|saw tooth oak|
When I was a teenager I would often decide at this point to just act as though spring were here. I would go to school in shorts and a tee shirt. I got a lot of weird looks, but I do remember a dear art teacher commenting, "April, you are like a breath of fresh air". That made me smile. Maybe those early signs of spring from the garden are there for our spirits as much as anything else…little signs of hope from Mother Nature to say, "don't despair, spring is coming".
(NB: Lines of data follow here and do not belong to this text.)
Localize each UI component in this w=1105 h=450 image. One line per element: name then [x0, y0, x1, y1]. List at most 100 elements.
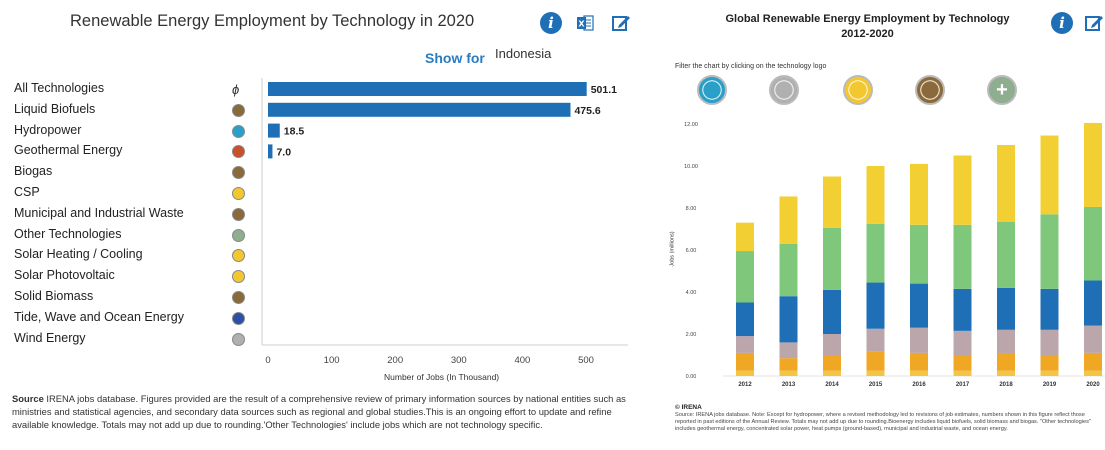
stacked-bar-segment	[1040, 135, 1059, 215]
source-text: IRENA jobs database. Figures provided ar…	[12, 393, 626, 430]
stacked-bar-segment	[866, 328, 885, 352]
global-employment-panel: Global Renewable Energy Employment by Te…	[665, 0, 1105, 450]
technology-logo-icon[interactable]	[232, 103, 245, 117]
wind-logo-icon[interactable]	[769, 75, 799, 105]
stacked-bar-segment	[736, 251, 754, 303]
stacked-bar-segment	[736, 222, 754, 252]
y-tick-label: 0.00	[686, 374, 697, 380]
stacked-bar-segment	[866, 223, 885, 283]
y-tick-label: 12.00	[684, 122, 698, 128]
edit-icon[interactable]	[1083, 12, 1105, 34]
title-line-2: 2012-2020	[841, 28, 894, 40]
x-tick-label: 2013	[782, 382, 796, 388]
stacked-bar-segment	[997, 145, 1015, 222]
technology-logo-icon[interactable]	[232, 145, 245, 159]
stacked-bar-segment	[953, 370, 972, 376]
y-tick-label: 4.00	[686, 290, 697, 296]
chart-title: Renewable Energy Employment by Technolog…	[70, 12, 475, 30]
info-icon[interactable]: i	[1051, 12, 1073, 34]
title-line-1: Global Renewable Energy Employment by Te…	[725, 13, 1010, 25]
stacked-bar-segment	[910, 370, 928, 376]
stacked-bar-segment	[736, 370, 754, 376]
x-tick-label: 2019	[1043, 382, 1057, 388]
solar-logo-icon[interactable]	[843, 75, 873, 105]
technology-logo-icon[interactable]	[232, 187, 245, 200]
technology-logo-icon[interactable]: ϕ	[232, 82, 240, 97]
excel-icon[interactable]: X	[574, 12, 596, 34]
bioenergy-logo-icon[interactable]	[915, 75, 945, 105]
hydropower-logo-icon[interactable]	[697, 75, 727, 105]
stacked-bar-segment	[736, 302, 754, 337]
y-tick-label: 8.00	[686, 206, 697, 212]
stacked-bar-segment	[823, 227, 841, 290]
chart-title-right: Global Renewable Energy Employment by Te…	[695, 12, 1040, 42]
x-tick-label: 400	[514, 355, 530, 366]
stacked-bar-segment	[997, 370, 1015, 376]
technology-logo-icon[interactable]	[232, 228, 245, 242]
info-icon[interactable]: i	[540, 12, 562, 34]
stacked-bar-segment	[997, 329, 1015, 354]
x-axis-title: Number of Jobs (In Thousand)	[384, 372, 500, 382]
bar-value-label: 501.1	[591, 84, 617, 96]
bar-value-label: 475.6	[574, 105, 600, 117]
bar-value-label: 7.0	[276, 146, 291, 158]
stacked-bar-segment	[866, 370, 885, 376]
bar-value-label: 18.5	[284, 126, 305, 138]
stacked-bar-segment	[910, 224, 928, 284]
country-select[interactable]: Indonesia	[495, 46, 552, 61]
technology-logo-icon[interactable]	[232, 311, 245, 325]
stacked-bar-segment	[779, 196, 798, 244]
stacked-bar-segment	[779, 370, 798, 376]
category-label: Wind Energy	[14, 330, 86, 345]
category-label: Municipal and Industrial Waste	[14, 205, 184, 220]
category-label: All Technologies	[14, 81, 105, 95]
bar	[268, 144, 273, 159]
stacked-bar-segment	[1084, 352, 1102, 371]
show-for-label: Show for	[425, 50, 485, 66]
technology-logo-icon[interactable]	[232, 270, 245, 284]
category-label: Biogas	[14, 164, 53, 179]
technology-logo-icon[interactable]	[232, 249, 245, 263]
technology-logo-icon[interactable]	[232, 332, 245, 346]
employment-2020-panel: Renewable Energy Employment by Technolog…	[12, 12, 632, 430]
stacked-bar-segment	[823, 289, 841, 334]
stacked-bar-segment	[823, 355, 841, 371]
stacked-bar-segment	[997, 287, 1015, 330]
stacked-bar-segment	[779, 358, 798, 371]
x-tick-label: 200	[387, 355, 403, 366]
x-tick-label: 2014	[825, 382, 839, 388]
x-tick-label: 0	[265, 355, 270, 366]
category-label: Geothermal Energy	[14, 143, 123, 158]
bar	[268, 123, 280, 138]
source-label: Source	[12, 393, 44, 404]
stacked-bar-segment	[779, 243, 798, 297]
stacked-bar-segment	[736, 336, 754, 353]
x-tick-label: 2015	[869, 382, 883, 388]
technology-logo-icon[interactable]	[232, 124, 245, 138]
credit: © IRENA	[675, 404, 702, 411]
source-note-right: Source: IRENA jobs database. Note: Excep…	[675, 412, 1091, 433]
stacked-bar-segment	[866, 166, 885, 224]
stacked-bar-segment	[910, 283, 928, 328]
svg-text:X: X	[578, 20, 585, 29]
x-tick-label: 2018	[999, 382, 1013, 388]
x-tick-label: 2016	[912, 382, 926, 388]
stacked-bar-segment	[1040, 214, 1059, 289]
technology-logo-icon[interactable]	[232, 291, 245, 304]
stacked-bar-chart: 0.00 2.00 4.00 6.00 8.00 10.00 12.00 2012 2013 20…	[684, 122, 1105, 388]
stacked-bar-segment	[997, 353, 1015, 371]
stacked-bar-segment	[1040, 329, 1059, 355]
technology-logo-icon[interactable]	[232, 166, 245, 180]
stacked-bar-segment	[823, 370, 841, 376]
category-label: CSP	[14, 185, 40, 199]
filter-instruction: Filter the chart by clicking on the tech…	[675, 63, 827, 70]
stacked-bar-segment	[1040, 288, 1059, 330]
stacked-bar-segment	[1084, 370, 1102, 376]
other-logo-icon[interactable]: +	[987, 75, 1017, 105]
stacked-bar-segment	[1040, 370, 1059, 376]
technology-logo-icon[interactable]	[232, 207, 245, 221]
edit-icon[interactable]	[610, 12, 632, 34]
category-label: Hydropower	[14, 122, 82, 137]
y-tick-label: 10.00	[684, 164, 698, 170]
category-label: Solar Heating / Cooling	[14, 247, 143, 262]
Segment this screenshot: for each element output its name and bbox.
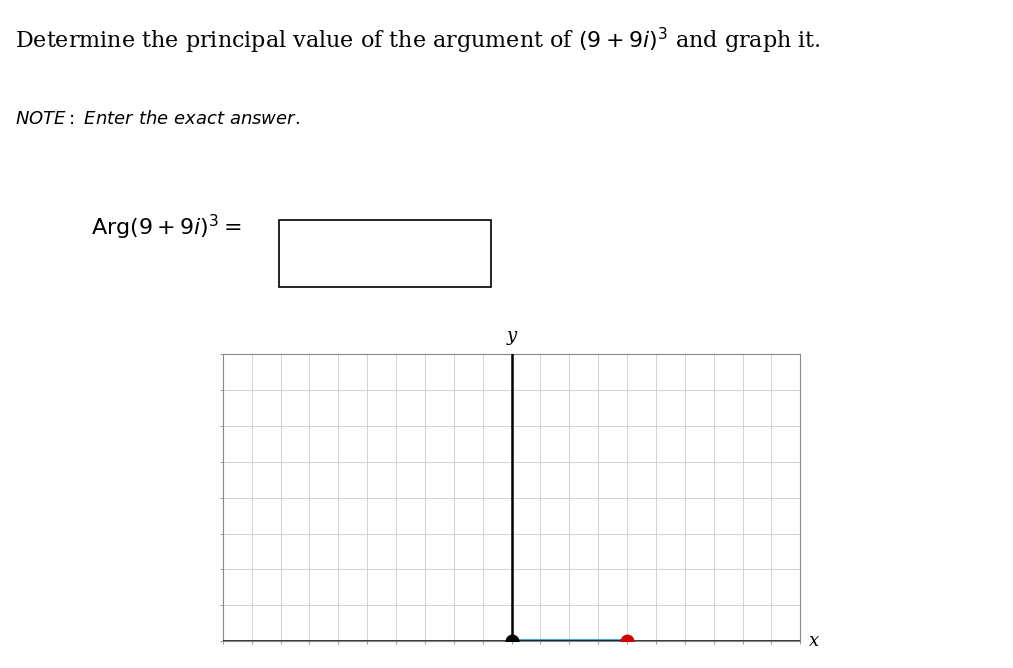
Text: $\mathit{NOTE{:}\ Enter\ the\ exact\ answer.}$: $\mathit{NOTE{:}\ Enter\ the\ exact\ ans… [15, 110, 300, 128]
Text: x: x [809, 633, 820, 650]
Text: Determine the principal value of the argument of $(9 + 9i)^3$ and graph it.: Determine the principal value of the arg… [15, 25, 822, 56]
FancyBboxPatch shape [279, 220, 491, 287]
Text: $\mathrm{Arg}(9 + 9i)^3 =$: $\mathrm{Arg}(9 + 9i)^3 =$ [91, 213, 242, 242]
Text: y: y [506, 327, 517, 345]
I'm grateful for them, all those little signs of hope, because not despairing gets more difficult every winter. In the summertime it is easy. The garden is full of life and activity. There is so much to do and marvel at that little attention is spared for the larger view. In the wintertime though, when we are closed up indoors in our quietude, my attention wanders to goings on beyond my little protected earthspace. What I see scares the crap out of me. Our rainforests and boreal forests being destroyed, our water polluted, oil spills weekly, the oceans in terrible states…How can we continue to do this to the earth?
Years ago, when I first began this garden on this little piece of land, it was with the belief that no matter where we found ourselves, we could start to make things better. By working in a respectful and loving way with Nature and Mama Earth, we could start the healing process, begin to mend the wounds of the land, begin to heal the rift between humans and Nature. Through gardening, and I'm not just talking about planting a vegetable patch, but tending a garden that becomes our home, one that cares for us because we care for it, a garden of co-creation and interdependence, though this practice we could begin to find our way back to the way of life we were meant to live on this planet.
Every year brought me more hope as I witnessed life returning to this small patch of earth. Barren pastureland became a butterfly meadow, full of wildflowers. Trees and shrubs invited more and more birds. Building the soil every year filled the earth with life and held the water. Just being in the garden, so full of life, filled the heart with joy. Making medicine and meals from our harvests satisfied more than our bellies. I wondered at the reason for folks actually preferring a lawn of mowed grass over this.